The news would include Fed Governor Bullards comments yesterday, which were not well-received by the market or his colleagues:
“Federal Reserve officials, both privately and publicly, are pushing back against calls by St. Louis Fed President Jim Bullard Thursday for super-sized rate hikes and instead suggesting the central bank is likely to embark initially on a more measured path.” Source: Bloomberg.
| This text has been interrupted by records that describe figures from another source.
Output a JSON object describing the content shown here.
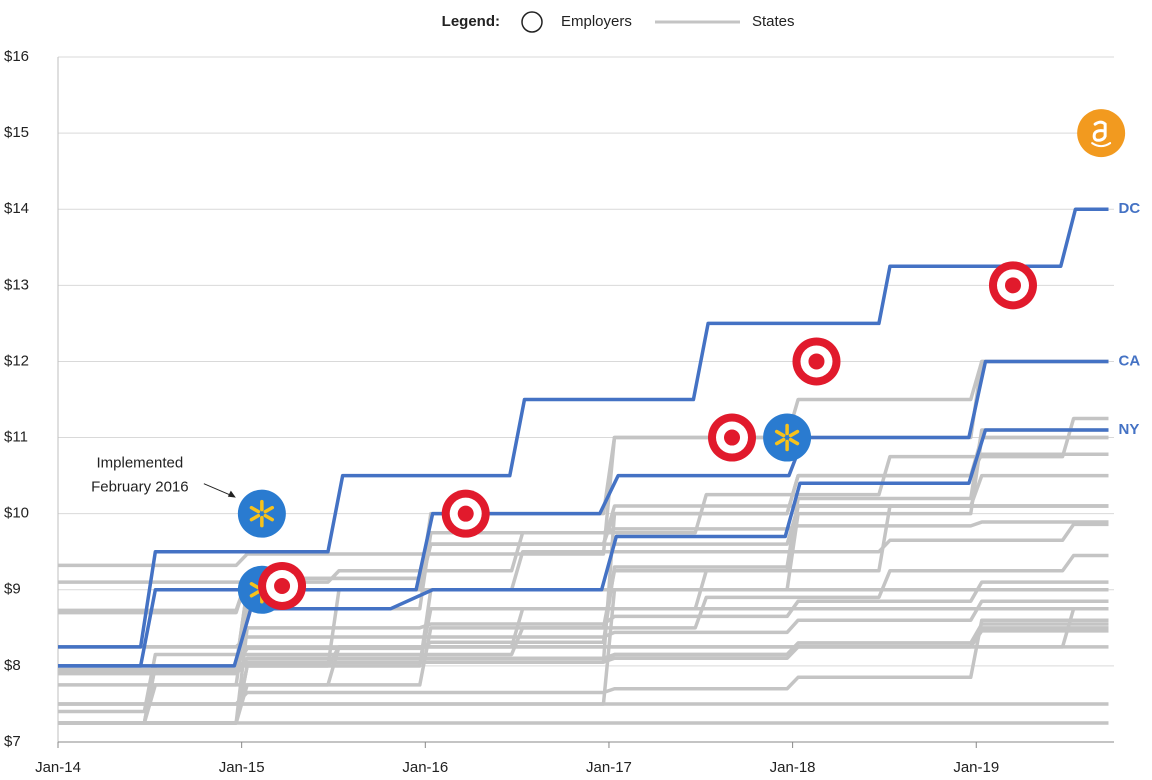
{
  "chart_data": {
    "type": "line",
    "legend": {
      "title": "Legend:",
      "employers": "Employers",
      "states": "States"
    },
    "xlim": [
      2014,
      2019.75
    ],
    "xticks": [
      {
        "value": 2014,
        "label": "Jan-14"
      },
      {
        "value": 2015,
        "label": "Jan-15"
      },
      {
        "value": 2016,
        "label": "Jan-16"
      },
      {
        "value": 2017,
        "label": "Jan-17"
      },
      {
        "value": 2018,
        "label": "Jan-18"
      },
      {
        "value": 2019,
        "label": "Jan-19"
      }
    ],
    "ylim": [
      7,
      16
    ],
    "yticks": [
      {
        "value": 7,
        "label": "$7"
      },
      {
        "value": 8,
        "label": "$8"
      },
      {
        "value": 9,
        "label": "$9"
      },
      {
        "value": 10,
        "label": "$10"
      },
      {
        "value": 11,
        "label": "$11"
      },
      {
        "value": 12,
        "label": "$12"
      },
      {
        "value": 13,
        "label": "$13"
      },
      {
        "value": 14,
        "label": "$14"
      },
      {
        "value": 15,
        "label": "$15"
      },
      {
        "value": 16,
        "label": "$16"
      }
    ],
    "grid": true,
    "state_color": "#c4c4c4",
    "series": [
      {
        "color": "#c4c4c4",
        "x": [
          2014,
          2019.72
        ],
        "values": [
          7.25,
          7.25
        ]
      },
      {
        "color": "#c4c4c4",
        "x": [
          2014,
          2019.72
        ],
        "values": [
          7.5,
          7.5
        ]
      },
      {
        "color": "#c4c4c4",
        "x": [
          2014,
          2019.72
        ],
        "values": [
          8.25,
          8.25
        ]
      },
      {
        "color": "#c4c4c4",
        "x": [
          2014,
          2014.97,
          2015.03,
          2015.97,
          2016.03,
          2016.97,
          2017.03,
          2017.97,
          2018.03,
          2018.97,
          2019.03,
          2019.72
        ],
        "values": [
          8.73,
          8.73,
          9.15,
          9.15,
          9.6,
          9.6,
          10.0,
          10.0,
          10.5,
          10.5,
          10.78,
          10.78
        ]
      },
      {
        "color": "#c4c4c4",
        "x": [
          2014,
          2014.97,
          2015.03,
          2015.97,
          2016.03,
          2016.97,
          2017.03,
          2017.97,
          2018.03,
          2018.97,
          2019.03,
          2019.72
        ],
        "values": [
          8.7,
          8.7,
          9.15,
          9.15,
          9.6,
          9.6,
          10.1,
          10.1,
          10.1,
          10.1,
          10.1,
          10.1
        ]
      },
      {
        "color": "#c4c4c4",
        "x": [
          2014,
          2014.97,
          2015.03,
          2015.97,
          2016.03,
          2016.97,
          2017.03,
          2017.97,
          2018.03,
          2018.97,
          2019.03,
          2019.72
        ],
        "values": [
          7.75,
          7.75,
          8.75,
          8.75,
          9.75,
          9.75,
          9.8,
          9.8,
          9.84,
          9.84,
          9.89,
          9.89
        ]
      },
      {
        "color": "#c4c4c4",
        "x": [
          2014,
          2014.97,
          2015.03,
          2015.97,
          2016.03,
          2016.97,
          2017.03,
          2017.97,
          2018.03,
          2018.97,
          2019.03,
          2019.72
        ],
        "values": [
          7.9,
          7.9,
          8.05,
          8.05,
          8.05,
          8.05,
          10.0,
          10.0,
          10.5,
          10.5,
          11.0,
          11.0
        ]
      },
      {
        "color": "#c4c4c4",
        "x": [
          2014,
          2014.97,
          2015.03,
          2015.97,
          2016.03,
          2016.97,
          2017.03,
          2017.97,
          2018.03,
          2018.97,
          2019.03,
          2019.72
        ],
        "values": [
          8.0,
          8.0,
          8.23,
          8.23,
          8.31,
          8.31,
          9.3,
          9.3,
          10.2,
          10.2,
          11.1,
          11.1
        ]
      },
      {
        "color": "#c4c4c4",
        "x": [
          2014,
          2014.97,
          2015.03,
          2015.97,
          2016.03,
          2016.97,
          2017.03,
          2017.97,
          2018.03,
          2018.97,
          2019.03,
          2019.72
        ],
        "values": [
          7.5,
          7.5,
          7.5,
          7.5,
          7.5,
          7.5,
          9.0,
          9.0,
          10.0,
          10.0,
          11.0,
          11.0
        ]
      },
      {
        "color": "#c4c4c4",
        "x": [
          2014,
          2014.97,
          2015.03,
          2015.97,
          2016.03,
          2016.97,
          2017.03,
          2017.97,
          2018.03,
          2018.97,
          2019.03,
          2019.72
        ],
        "values": [
          8.0,
          8.0,
          9.0,
          9.0,
          9.6,
          9.6,
          9.6,
          9.6,
          10.1,
          10.1,
          10.5,
          10.5
        ]
      },
      {
        "color": "#c4c4c4",
        "x": [
          2014,
          2014.97,
          2015.03,
          2015.97,
          2016.03,
          2016.97,
          2017.03,
          2017.97,
          2018.03,
          2018.97,
          2019.03,
          2019.72
        ],
        "values": [
          7.25,
          7.25,
          7.75,
          7.75,
          8.5,
          8.5,
          9.25,
          9.25,
          10.1,
          10.1,
          10.1,
          10.1
        ]
      },
      {
        "color": "#c4c4c4",
        "x": [
          2014,
          2014.97,
          2015.03,
          2015.97,
          2016.03,
          2016.97,
          2017.03,
          2017.97,
          2018.03,
          2018.97,
          2019.03,
          2019.72
        ],
        "values": [
          7.25,
          7.25,
          8.0,
          8.0,
          9.0,
          9.0,
          9.0,
          9.0,
          9.0,
          9.0,
          9.0,
          9.0
        ]
      },
      {
        "color": "#c4c4c4",
        "x": [
          2014,
          2014.97,
          2015.03,
          2015.97,
          2016.03,
          2016.97,
          2017.03,
          2017.97,
          2018.03,
          2018.97,
          2019.03,
          2019.72
        ],
        "values": [
          7.25,
          7.25,
          8.5,
          8.5,
          8.55,
          8.55,
          8.65,
          8.65,
          8.85,
          8.85,
          9.1,
          9.1
        ]
      },
      {
        "color": "#c4c4c4",
        "x": [
          2014,
          2014.97,
          2015.03,
          2015.97,
          2016.03,
          2016.97,
          2017.03,
          2017.97,
          2018.03,
          2018.97,
          2019.03,
          2019.72
        ],
        "values": [
          7.25,
          7.25,
          8.0,
          8.0,
          8.75,
          8.75,
          8.75,
          8.75,
          8.75,
          8.75,
          8.75,
          8.75
        ]
      },
      {
        "color": "#c4c4c4",
        "x": [
          2014,
          2014.97,
          2015.03,
          2015.97,
          2016.03,
          2016.97,
          2017.03,
          2017.97,
          2018.03,
          2018.97,
          2019.03,
          2019.72
        ],
        "values": [
          7.95,
          7.95,
          8.1,
          8.1,
          8.1,
          8.1,
          8.15,
          8.15,
          8.3,
          8.3,
          8.55,
          8.55
        ]
      },
      {
        "color": "#c4c4c4",
        "x": [
          2014,
          2014.97,
          2015.03,
          2015.97,
          2016.03,
          2016.97,
          2017.03,
          2017.97,
          2018.03,
          2018.97,
          2019.03,
          2019.72
        ],
        "values": [
          7.93,
          7.93,
          8.05,
          8.05,
          8.05,
          8.05,
          8.1,
          8.1,
          8.25,
          8.25,
          8.46,
          8.46
        ]
      },
      {
        "color": "#c4c4c4",
        "x": [
          2014,
          2014.97,
          2015.03,
          2015.97,
          2016.03,
          2016.97,
          2017.03,
          2017.97,
          2018.03,
          2018.97,
          2019.03,
          2019.72
        ],
        "values": [
          7.5,
          7.5,
          7.65,
          7.65,
          7.65,
          7.65,
          7.7,
          7.7,
          7.85,
          7.85,
          8.6,
          8.6
        ]
      },
      {
        "color": "#c4c4c4",
        "x": [
          2014,
          2014.97,
          2015.03,
          2015.97,
          2016.03,
          2016.97,
          2017.03,
          2017.97,
          2018.03,
          2018.97,
          2019.03,
          2019.72
        ],
        "values": [
          7.9,
          7.9,
          8.05,
          8.05,
          8.05,
          8.05,
          8.15,
          8.15,
          8.3,
          8.3,
          8.5,
          8.5
        ]
      },
      {
        "color": "#c4c4c4",
        "x": [
          2014,
          2014.97,
          2015.03,
          2015.97,
          2016.03,
          2016.97,
          2017.03,
          2017.97,
          2018.03,
          2018.97,
          2019.03,
          2019.72
        ],
        "values": [
          8.25,
          8.25,
          8.38,
          8.38,
          8.38,
          8.38,
          8.44,
          8.44,
          8.6,
          8.6,
          8.85,
          8.85
        ]
      },
      {
        "color": "#c4c4c4",
        "x": [
          2014,
          2014.97,
          2015.03,
          2015.97,
          2016.03,
          2016.97,
          2017.03,
          2017.97,
          2018.03,
          2018.97,
          2019.03,
          2019.72
        ],
        "values": [
          8.0,
          8.0,
          9.0,
          9.0,
          10.0,
          10.0,
          11.0,
          11.0,
          11.0,
          11.0,
          12.0,
          12.0
        ]
      },
      {
        "color": "#c4c4c4",
        "x": [
          2014,
          2014.97,
          2015.03,
          2015.97,
          2016.03,
          2016.97,
          2017.03,
          2017.97,
          2018.03,
          2018.97,
          2019.03,
          2019.72
        ],
        "values": [
          9.32,
          9.32,
          9.47,
          9.47,
          9.47,
          9.47,
          11.0,
          11.0,
          11.5,
          11.5,
          12.0,
          12.0
        ]
      },
      {
        "color": "#c4c4c4",
        "x": [
          2014,
          2014.47,
          2014.53,
          2015.47,
          2015.53,
          2016.47,
          2016.53,
          2017.47,
          2017.53,
          2018.47,
          2018.53,
          2019.47,
          2019.53,
          2019.72
        ],
        "values": [
          9.1,
          9.1,
          9.1,
          9.1,
          9.25,
          9.25,
          9.75,
          9.75,
          10.25,
          10.25,
          10.75,
          10.75,
          11.25,
          11.25
        ]
      },
      {
        "color": "#c4c4c4",
        "x": [
          2014,
          2014.47,
          2014.53,
          2015.47,
          2015.53,
          2016.47,
          2016.53,
          2017.47,
          2017.53,
          2018.47,
          2018.53,
          2019.47,
          2019.53,
          2019.72
        ],
        "values": [
          7.4,
          7.4,
          8.15,
          8.15,
          8.15,
          8.15,
          8.5,
          8.5,
          8.9,
          8.9,
          9.25,
          9.25,
          9.45,
          9.45
        ]
      },
      {
        "color": "#c4c4c4",
        "x": [
          2014,
          2014.47,
          2014.53,
          2015.47,
          2015.53,
          2016.47,
          2016.53,
          2017.47,
          2017.53,
          2018.47,
          2018.53,
          2019.47,
          2019.53,
          2019.72
        ],
        "values": [
          7.25,
          7.25,
          8.0,
          8.0,
          9.0,
          9.0,
          9.5,
          9.5,
          9.5,
          9.5,
          9.65,
          9.65,
          9.86,
          9.86
        ]
      },
      {
        "color": "#c4c4c4",
        "x": [
          2014,
          2014.47,
          2014.53,
          2015.47,
          2015.53,
          2016.47,
          2016.53,
          2017.47,
          2017.53,
          2018.47,
          2018.53,
          2019.47,
          2019.53,
          2019.72
        ],
        "values": [
          7.25,
          7.25,
          7.75,
          7.75,
          8.25,
          8.25,
          8.25,
          8.25,
          8.25,
          8.25,
          8.25,
          8.25,
          8.75,
          8.75
        ]
      },
      {
        "color": "#c4c4c4",
        "x": [
          2014,
          2014.47,
          2014.53,
          2015.47,
          2015.53,
          2016.47,
          2016.53,
          2017.47,
          2017.53,
          2018.47,
          2018.53,
          2019.47,
          2019.53,
          2019.72
        ],
        "values": [
          7.25,
          7.25,
          8.0,
          8.0,
          8.25,
          8.25,
          8.75,
          8.75,
          9.25,
          9.25,
          10.1,
          10.1,
          10.1,
          10.1
        ]
      },
      {
        "name": "DC",
        "color": "#4472c4",
        "x": [
          2014,
          2014.45,
          2014.53,
          2015.47,
          2015.55,
          2016.46,
          2016.54,
          2017.46,
          2017.54,
          2018.47,
          2018.53,
          2019.46,
          2019.54,
          2019.72
        ],
        "values": [
          8.25,
          8.25,
          9.5,
          9.5,
          10.5,
          10.5,
          11.5,
          11.5,
          12.5,
          12.5,
          13.25,
          13.25,
          14,
          14
        ]
      },
      {
        "name": "CA",
        "color": "#4472c4",
        "x": [
          2014,
          2014.45,
          2014.53,
          2015.95,
          2016.04,
          2016.95,
          2017.05,
          2017.98,
          2018.06,
          2018.96,
          2019.05,
          2019.72
        ],
        "values": [
          8,
          8,
          9,
          9,
          10,
          10,
          10.5,
          10.5,
          11,
          11,
          12,
          12
        ]
      },
      {
        "name": "NY",
        "color": "#4472c4",
        "x": [
          2014,
          2014.96,
          2015.05,
          2015.81,
          2016.04,
          2016.96,
          2017.04,
          2017.96,
          2018.04,
          2018.96,
          2019.05,
          2019.72
        ],
        "values": [
          8,
          8,
          8.75,
          8.75,
          9,
          9,
          9.7,
          9.7,
          10.4,
          10.4,
          11.1,
          11.1
        ]
      }
    ],
    "employers": [
      {
        "icon": "walmart",
        "x": 2015.11,
        "value": 10.0
      },
      {
        "icon": "walmart",
        "x": 2015.11,
        "value": 9.0
      },
      {
        "icon": "target",
        "x": 2015.22,
        "value": 9.05
      },
      {
        "icon": "target",
        "x": 2016.22,
        "value": 10.0
      },
      {
        "icon": "target",
        "x": 2017.67,
        "value": 11.0
      },
      {
        "icon": "walmart",
        "x": 2017.97,
        "value": 11.0
      },
      {
        "icon": "target",
        "x": 2018.13,
        "value": 12.0
      },
      {
        "icon": "target",
        "x": 2019.2,
        "value": 13.0
      },
      {
        "icon": "amazon",
        "x": 2019.68,
        "value": 15.0
      }
    ],
    "annotation": {
      "lines": [
        "Implemented",
        "February 2016"
      ],
      "target": 0
    }
  }
}
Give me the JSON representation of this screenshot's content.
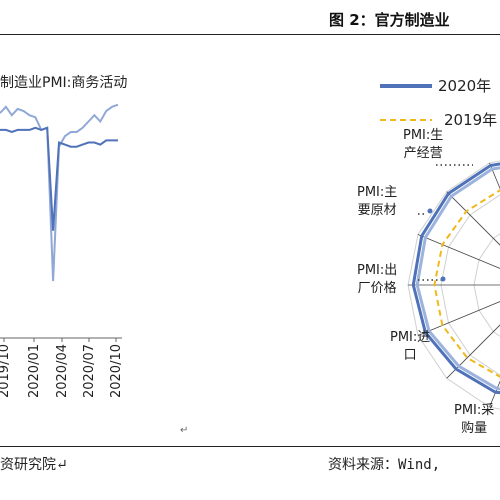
{
  "figure": {
    "title": "图 2：官方制造业",
    "paragraph_mark": "↵"
  },
  "left_chart": {
    "title": "制造业PMI:商务活动",
    "source": "资研究院↵"
  },
  "right_chart": {
    "source": "资料来源：Wind,",
    "legend": [
      "2020年",
      "2019年"
    ],
    "axes": [
      {
        "line1": "PMI:生",
        "line2": "产经营"
      },
      {
        "line1": "PMI:主",
        "line2": "要原材"
      },
      {
        "line1": "PMI:出",
        "line2": "厂价格"
      },
      {
        "line1": "PMI:进",
        "line2": "口"
      },
      {
        "line1": "PMI:采",
        "line2": "购量"
      }
    ]
  },
  "chart_data": {
    "type": "line",
    "x_ticks": [
      "2019/10",
      "2020/01",
      "2020/04",
      "2020/07",
      "2020/10"
    ],
    "series": [
      {
        "color": "#8fa8d6",
        "values": [
          0.89,
          0.92,
          0.88,
          0.91,
          0.9,
          0.88,
          0.87,
          0.81,
          0.82,
          0.09,
          0.73,
          0.78,
          0.8,
          0.8,
          0.82,
          0.85,
          0.88,
          0.85,
          0.9,
          0.92,
          0.93
        ]
      },
      {
        "color": "#4f72b8",
        "values": [
          0.81,
          0.81,
          0.8,
          0.81,
          0.81,
          0.81,
          0.82,
          0.81,
          0.82,
          0.33,
          0.75,
          0.74,
          0.73,
          0.73,
          0.74,
          0.75,
          0.75,
          0.74,
          0.76,
          0.76,
          0.76
        ]
      }
    ],
    "colors": {
      "series_2020": "#4f72b8",
      "series_2019": "#f2b81b"
    }
  }
}
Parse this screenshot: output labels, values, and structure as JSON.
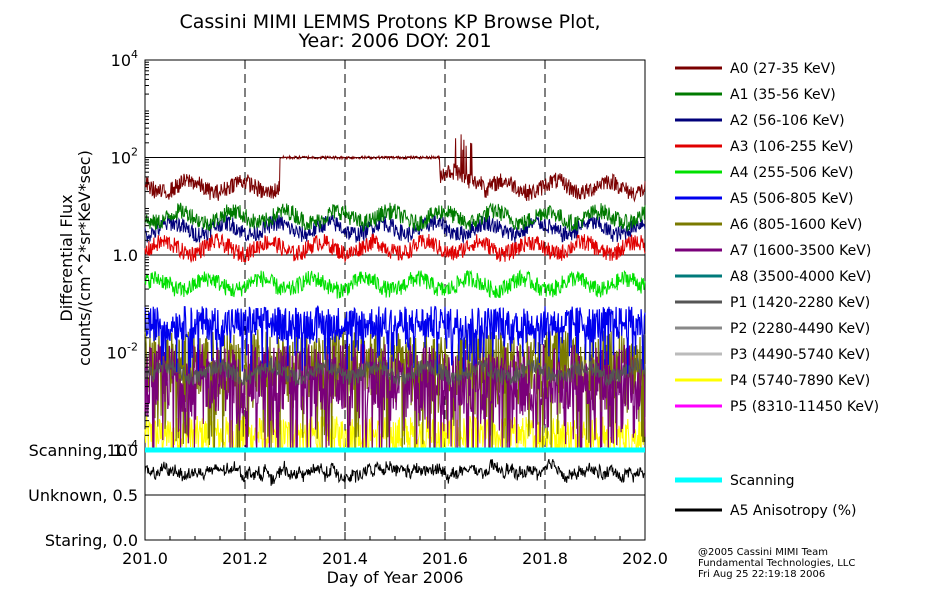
{
  "chart_data": {
    "type": "line",
    "title_line1": "Cassini MIMI LEMMS Protons KP Browse Plot,",
    "title_line2": "Year: 2006 DOY: 201",
    "xlabel": "Day of Year 2006",
    "ylabel_line1": "Differential Flux",
    "ylabel_line2": "counts/(cm^2*sr*KeV*sec)",
    "xlim": [
      201.0,
      202.0
    ],
    "x_ticks": [
      "201.0",
      "201.2",
      "201.4",
      "201.6",
      "201.8",
      "202.0"
    ],
    "flux_panel": {
      "yscale": "log",
      "ylim": [
        0.0001,
        10000
      ],
      "y_ticks": [
        {
          "base": "10",
          "exp": "4"
        },
        {
          "base": "10",
          "exp": "2"
        },
        {
          "base": "1.0",
          "exp": ""
        },
        {
          "base": "10",
          "exp": "-2"
        },
        {
          "base": "10",
          "exp": "-4"
        }
      ]
    },
    "status_panel": {
      "ylim": [
        0.0,
        1.0
      ],
      "y_ticks": [
        "Scanning, 1.0",
        "Unknown, 0.5",
        "Staring, 0.0"
      ]
    },
    "series": [
      {
        "name": "A0 (27-35 KeV)",
        "color": "#7a0000",
        "level": 25,
        "segments": [
          [
            201.27,
            201.59,
            100
          ],
          [
            201.59,
            201.68,
            40
          ]
        ]
      },
      {
        "name": "A1 (35-56 KeV)",
        "color": "#007a00",
        "level": 6
      },
      {
        "name": "A2 (56-106 KeV)",
        "color": "#00007a",
        "level": 3.5
      },
      {
        "name": "A3 (106-255 KeV)",
        "color": "#e00000",
        "level": 1.4
      },
      {
        "name": "A4 (255-506 KeV)",
        "color": "#00e000",
        "level": 0.25
      },
      {
        "name": "A5 (506-805 KeV)",
        "color": "#0000ee",
        "level": 0.04
      },
      {
        "name": "A6 (805-1600 KeV)",
        "color": "#7a7a00",
        "level": 0.006
      },
      {
        "name": "A7 (1600-3500 KeV)",
        "color": "#7a007a",
        "level": 0.003
      },
      {
        "name": "A8 (3500-4000 KeV)",
        "color": "#007a7a",
        "level": null
      },
      {
        "name": "P1 (1420-2280 KeV)",
        "color": "#555555",
        "level": 0.004
      },
      {
        "name": "P2 (2280-4490 KeV)",
        "color": "#888888",
        "level": null
      },
      {
        "name": "P3 (4490-5740 KeV)",
        "color": "#bbbbbb",
        "level": null
      },
      {
        "name": "P4 (5740-7890 KeV)",
        "color": "#ffff00",
        "level": 0.0002
      },
      {
        "name": "P5 (8310-11450 KeV)",
        "color": "#ff00ff",
        "level": null
      }
    ],
    "status_series": [
      {
        "name": "Scanning",
        "color": "#00ffff",
        "value": 1.0
      },
      {
        "name": "A5 Anisotropy (%)",
        "color": "#000000",
        "value": 0.75
      }
    ]
  },
  "credits": {
    "line1": "@2005 Cassini MIMI Team",
    "line2": "Fundamental Technologies, LLC",
    "line3": "Fri Aug 25 22:19:18 2006"
  }
}
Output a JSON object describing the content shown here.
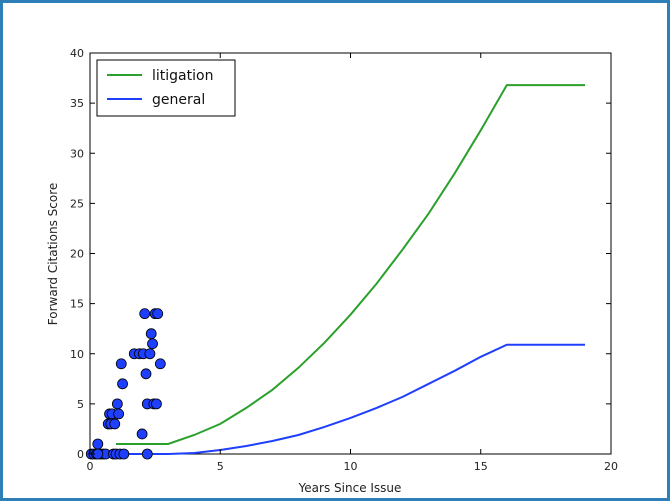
{
  "chart_data": {
    "type": "line",
    "title": "",
    "xlabel": "Years Since Issue",
    "ylabel": "Forward Citations Score",
    "xlim": [
      0,
      20
    ],
    "ylim": [
      0,
      40
    ],
    "xticks": [
      0,
      5,
      10,
      15,
      20
    ],
    "yticks": [
      0,
      5,
      10,
      15,
      20,
      25,
      30,
      35,
      40
    ],
    "grid": false,
    "legend_position": "top-left",
    "series": [
      {
        "name": "litigation",
        "kind": "line",
        "color": "#2ca02c",
        "x": [
          1,
          2,
          3,
          4,
          5,
          6,
          7,
          8,
          9,
          10,
          11,
          12,
          13,
          14,
          15,
          16,
          17,
          18,
          19
        ],
        "y": [
          1.0,
          1.0,
          1.0,
          1.9,
          3.0,
          4.6,
          6.4,
          8.6,
          11.1,
          13.9,
          17.0,
          20.4,
          24.0,
          28.0,
          32.3,
          36.8,
          36.8,
          36.8,
          36.8
        ]
      },
      {
        "name": "general",
        "kind": "line",
        "color": "#1f3fff",
        "x": [
          1,
          2,
          3,
          4,
          5,
          6,
          7,
          8,
          9,
          10,
          11,
          12,
          13,
          14,
          15,
          16,
          17,
          18,
          19
        ],
        "y": [
          0.0,
          0.0,
          0.0,
          0.1,
          0.4,
          0.8,
          1.3,
          1.9,
          2.7,
          3.6,
          4.6,
          5.7,
          7.0,
          8.3,
          9.7,
          10.9,
          10.9,
          10.9,
          10.9
        ]
      },
      {
        "kind": "scatter",
        "color": "#1f3fff",
        "x": [
          0.05,
          0.15,
          0.25,
          0.3,
          0.4,
          0.5,
          0.6,
          0.7,
          0.75,
          0.8,
          0.85,
          0.9,
          0.95,
          1.0,
          1.05,
          1.1,
          1.15,
          1.2,
          1.25,
          1.3,
          1.7,
          1.9,
          2.0,
          2.05,
          2.1,
          2.15,
          2.2,
          2.3,
          2.35,
          2.4,
          2.45,
          2.5,
          2.55,
          2.6,
          2.7,
          2.2,
          0.3
        ],
        "y": [
          0,
          0,
          0,
          1,
          0,
          0,
          0,
          3,
          4,
          3,
          4,
          0,
          3,
          0,
          5,
          4,
          0,
          9,
          7,
          0,
          10,
          10,
          2,
          10,
          14,
          8,
          5,
          10,
          12,
          11,
          5,
          14,
          5,
          14,
          9,
          0,
          0
        ]
      }
    ]
  }
}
And in the tradition of “Wag the Dog,” today, the Biden administration gave us another dose of fear porn about Russia invading Ukraine, which was not well-received by the markets or the Kremlin:
“The White House hysteria is more revealing than ever. The Anglo-Saxons need a war. At any cost. Provocations, disinformation, and threats are favorite methods of solving their own problems,” she wrote in a post on her Telegram channel. “Road roller of the American military-political machine is ready to go through people’s lives. The whole world is watching how militarism, imperial ambitions denounce themselves. And a propaganda brigade chaired by Bloomberg serving all this.” Source: Kremlin.
The market catches all the terrible news but ignores the pushback.
I will endeavor to put out the weekend video tomorrow. It will be necessary and positive for traders to breathe and digest all of this over the weekend.
While stocks may be tumbling, 2022 inflows into stocks – both institutional and retail – are soaring. According to EPFR data compiled by Bank of America, cumulative equity flows YTD in 2022 had hit a record $153bn, exceeding the pace of early-2021 (when the year started with $151bn in inflows, ahead of a record year of more than $1tn inflows). Who says it is lonely at the top? Somebody has to turn the lights off.
And to cap this otherwise dismal week, we got the sad January Consumer Confidence Report from the University of Michigan:
The monthly chart reminded me of the declining trend in President Biden’s approval ratings. There is an astounding correlation. But perhaps the report will help comfort the Fed that the economy will slow of its own accord. Unhappy and pessimistic consumers don’t spend much money. And they have less to spend with 7.5% (likely closer to 14%) inflation. Consumer spending is 75% of the economy.